Jess dela Merced, Bay Area native and one of Filmmaker Magazine’s “25 New Faces of Independent Film,” is on the move. Speaking over the phone last week, it became apparent this wasn’t just a figure of speech. Dela Merced was literally on the move, driving through the streets of Los Angeles as we talked.
There simply isn’t time to slow down -- she’s in preproduction on her first feature-length film, Chickenshit, for which she just just received a $25,000 “packaging” grant from the San Francisco Film Society and Kenneth Rainin Foundation.
“We’re hoping to shoot next summer,” dela Merced says. “We’re just getting the script ready and trying to find the right collaborators and financing.”

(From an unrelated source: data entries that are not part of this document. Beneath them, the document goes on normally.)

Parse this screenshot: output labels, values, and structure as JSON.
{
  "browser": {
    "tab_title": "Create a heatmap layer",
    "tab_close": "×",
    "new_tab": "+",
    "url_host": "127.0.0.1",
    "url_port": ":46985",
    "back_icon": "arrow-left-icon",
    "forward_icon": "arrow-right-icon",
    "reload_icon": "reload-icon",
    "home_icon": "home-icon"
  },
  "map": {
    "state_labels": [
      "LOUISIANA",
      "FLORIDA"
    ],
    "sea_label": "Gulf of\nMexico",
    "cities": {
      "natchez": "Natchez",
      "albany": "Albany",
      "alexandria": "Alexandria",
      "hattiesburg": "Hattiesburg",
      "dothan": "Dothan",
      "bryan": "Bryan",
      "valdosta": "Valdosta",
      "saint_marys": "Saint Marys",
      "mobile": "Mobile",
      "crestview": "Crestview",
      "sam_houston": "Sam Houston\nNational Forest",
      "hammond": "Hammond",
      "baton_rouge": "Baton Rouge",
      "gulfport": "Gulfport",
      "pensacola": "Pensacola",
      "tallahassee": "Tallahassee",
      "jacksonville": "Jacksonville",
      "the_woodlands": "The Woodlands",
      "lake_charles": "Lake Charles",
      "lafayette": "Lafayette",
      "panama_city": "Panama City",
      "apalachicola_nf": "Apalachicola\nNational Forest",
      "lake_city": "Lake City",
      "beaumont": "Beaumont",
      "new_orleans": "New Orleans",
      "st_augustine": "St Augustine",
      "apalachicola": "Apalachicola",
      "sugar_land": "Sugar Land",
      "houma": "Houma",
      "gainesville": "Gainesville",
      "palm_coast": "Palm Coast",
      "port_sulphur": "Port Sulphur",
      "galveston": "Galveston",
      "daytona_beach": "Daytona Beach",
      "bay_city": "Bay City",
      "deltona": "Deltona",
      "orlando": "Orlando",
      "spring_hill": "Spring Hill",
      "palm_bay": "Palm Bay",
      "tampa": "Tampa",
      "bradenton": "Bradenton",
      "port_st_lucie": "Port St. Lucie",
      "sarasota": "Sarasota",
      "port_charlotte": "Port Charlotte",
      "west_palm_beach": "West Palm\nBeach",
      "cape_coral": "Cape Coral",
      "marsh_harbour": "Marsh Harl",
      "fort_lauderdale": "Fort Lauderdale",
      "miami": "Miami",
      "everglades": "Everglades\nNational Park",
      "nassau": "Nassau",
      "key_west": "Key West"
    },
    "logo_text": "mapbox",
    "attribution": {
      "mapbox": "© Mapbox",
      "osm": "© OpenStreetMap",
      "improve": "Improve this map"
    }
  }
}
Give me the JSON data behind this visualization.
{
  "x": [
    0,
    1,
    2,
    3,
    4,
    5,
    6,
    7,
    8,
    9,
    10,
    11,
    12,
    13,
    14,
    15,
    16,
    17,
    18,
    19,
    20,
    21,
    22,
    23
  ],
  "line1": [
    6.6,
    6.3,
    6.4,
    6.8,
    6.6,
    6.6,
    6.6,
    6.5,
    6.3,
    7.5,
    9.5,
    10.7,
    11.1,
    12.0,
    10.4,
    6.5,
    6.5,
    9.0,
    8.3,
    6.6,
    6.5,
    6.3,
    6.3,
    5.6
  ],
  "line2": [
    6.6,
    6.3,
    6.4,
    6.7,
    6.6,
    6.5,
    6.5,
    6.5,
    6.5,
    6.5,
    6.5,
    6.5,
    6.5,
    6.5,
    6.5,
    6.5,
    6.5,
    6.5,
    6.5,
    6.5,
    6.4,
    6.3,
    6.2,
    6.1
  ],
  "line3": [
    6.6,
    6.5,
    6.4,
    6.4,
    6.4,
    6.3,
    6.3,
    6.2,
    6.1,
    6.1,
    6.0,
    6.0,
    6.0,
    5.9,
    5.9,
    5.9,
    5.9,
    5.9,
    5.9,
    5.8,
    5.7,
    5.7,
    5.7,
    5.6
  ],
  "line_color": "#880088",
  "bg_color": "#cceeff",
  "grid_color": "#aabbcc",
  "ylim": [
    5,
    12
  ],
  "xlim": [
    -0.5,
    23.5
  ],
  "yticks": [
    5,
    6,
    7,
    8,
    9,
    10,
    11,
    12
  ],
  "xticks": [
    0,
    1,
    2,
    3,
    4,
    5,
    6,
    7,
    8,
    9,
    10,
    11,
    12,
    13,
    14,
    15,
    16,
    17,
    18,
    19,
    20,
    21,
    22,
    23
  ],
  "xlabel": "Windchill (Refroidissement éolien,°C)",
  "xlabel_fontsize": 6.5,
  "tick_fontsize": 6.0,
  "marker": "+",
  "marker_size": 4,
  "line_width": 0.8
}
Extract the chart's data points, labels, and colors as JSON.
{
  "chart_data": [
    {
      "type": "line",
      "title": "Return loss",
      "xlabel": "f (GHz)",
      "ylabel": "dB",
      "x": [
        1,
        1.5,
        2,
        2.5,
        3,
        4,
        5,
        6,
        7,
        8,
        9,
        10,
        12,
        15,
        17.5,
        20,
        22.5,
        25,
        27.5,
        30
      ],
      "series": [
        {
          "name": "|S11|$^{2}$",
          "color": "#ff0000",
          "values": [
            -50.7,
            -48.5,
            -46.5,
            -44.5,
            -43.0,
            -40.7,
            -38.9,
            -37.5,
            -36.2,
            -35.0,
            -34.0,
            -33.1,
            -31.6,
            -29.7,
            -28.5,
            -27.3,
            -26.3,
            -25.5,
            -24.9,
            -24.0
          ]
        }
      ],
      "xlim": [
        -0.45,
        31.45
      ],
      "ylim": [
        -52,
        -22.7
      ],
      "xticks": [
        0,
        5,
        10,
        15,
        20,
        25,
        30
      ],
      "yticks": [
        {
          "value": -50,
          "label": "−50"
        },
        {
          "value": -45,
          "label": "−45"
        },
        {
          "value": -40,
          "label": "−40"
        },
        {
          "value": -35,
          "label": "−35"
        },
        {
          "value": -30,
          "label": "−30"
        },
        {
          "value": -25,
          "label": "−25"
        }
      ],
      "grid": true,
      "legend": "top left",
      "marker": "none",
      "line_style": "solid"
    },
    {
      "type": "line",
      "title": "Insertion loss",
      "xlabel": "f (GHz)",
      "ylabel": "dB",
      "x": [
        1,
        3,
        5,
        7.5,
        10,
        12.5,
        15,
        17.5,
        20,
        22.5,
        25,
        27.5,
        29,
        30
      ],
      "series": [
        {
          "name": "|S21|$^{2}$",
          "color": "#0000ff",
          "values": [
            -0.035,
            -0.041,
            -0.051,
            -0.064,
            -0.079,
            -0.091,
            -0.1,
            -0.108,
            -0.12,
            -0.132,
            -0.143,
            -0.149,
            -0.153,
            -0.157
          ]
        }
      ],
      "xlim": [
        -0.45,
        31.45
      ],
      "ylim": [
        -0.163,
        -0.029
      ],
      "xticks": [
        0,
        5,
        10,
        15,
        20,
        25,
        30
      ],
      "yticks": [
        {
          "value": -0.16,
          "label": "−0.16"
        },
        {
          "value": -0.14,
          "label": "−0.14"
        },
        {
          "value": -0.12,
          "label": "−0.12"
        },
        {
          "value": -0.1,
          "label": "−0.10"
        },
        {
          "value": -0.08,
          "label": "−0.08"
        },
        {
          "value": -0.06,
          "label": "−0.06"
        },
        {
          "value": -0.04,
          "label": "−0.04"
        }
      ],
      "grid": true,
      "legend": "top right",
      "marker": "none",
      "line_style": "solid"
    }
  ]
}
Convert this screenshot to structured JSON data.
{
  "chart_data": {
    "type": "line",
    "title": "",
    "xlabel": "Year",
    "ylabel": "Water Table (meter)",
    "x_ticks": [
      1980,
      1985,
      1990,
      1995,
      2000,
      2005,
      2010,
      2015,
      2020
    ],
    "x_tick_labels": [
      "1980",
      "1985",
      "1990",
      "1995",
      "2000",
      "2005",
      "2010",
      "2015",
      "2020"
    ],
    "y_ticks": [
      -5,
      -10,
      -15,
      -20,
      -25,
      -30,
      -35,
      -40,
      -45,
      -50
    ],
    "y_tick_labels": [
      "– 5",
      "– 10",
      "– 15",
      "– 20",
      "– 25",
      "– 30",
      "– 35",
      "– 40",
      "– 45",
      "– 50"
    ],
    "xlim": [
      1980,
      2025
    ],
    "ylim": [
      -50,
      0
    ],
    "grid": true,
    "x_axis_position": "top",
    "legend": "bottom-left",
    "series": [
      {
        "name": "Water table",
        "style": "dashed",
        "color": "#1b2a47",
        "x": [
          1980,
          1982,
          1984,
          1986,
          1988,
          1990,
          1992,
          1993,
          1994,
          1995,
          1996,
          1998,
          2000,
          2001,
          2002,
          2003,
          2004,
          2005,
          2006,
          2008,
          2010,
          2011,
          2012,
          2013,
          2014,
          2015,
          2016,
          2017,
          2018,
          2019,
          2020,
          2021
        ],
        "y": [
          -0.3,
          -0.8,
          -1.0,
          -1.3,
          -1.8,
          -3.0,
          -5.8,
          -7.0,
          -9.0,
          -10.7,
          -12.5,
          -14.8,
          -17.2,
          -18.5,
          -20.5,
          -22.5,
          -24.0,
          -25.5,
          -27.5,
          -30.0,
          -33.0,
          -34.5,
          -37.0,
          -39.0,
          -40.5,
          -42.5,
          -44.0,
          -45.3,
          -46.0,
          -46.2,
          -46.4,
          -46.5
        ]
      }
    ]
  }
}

Part of what’s drawing support to dela Merced’s newest project is her award-winning work in short films. Her graduate thesis film from NYU, Hypebeasts -- now available online courtesy of Film School Shorts -- skillfully balances the youthful excitement with simmering racial tension as two Filipino-American siblings and their Korean-American friend join a line of die-hard sneaker fans. When that tension explodes into a riotous mob, dela Merced (who also stars in the short) spares no one from either physical violence or the shaky remorse that follows.
Hypebeasts is inspired in part by a racist incident at a Chik-fil-A near UC Irvine, where dela Merced went to college. When the fast food joint provided receipts to two Asian students, the customers were identified as “Ching” and “Chong,” despite never being asked for their names.
“I had never been affected by any racist event ever,” dela Merced says. “It shocked me so much that that could happen in such a safe space.” She was long gone from Irvine by the time the Chick-fil-A story broke in 2011, but it stuck with her.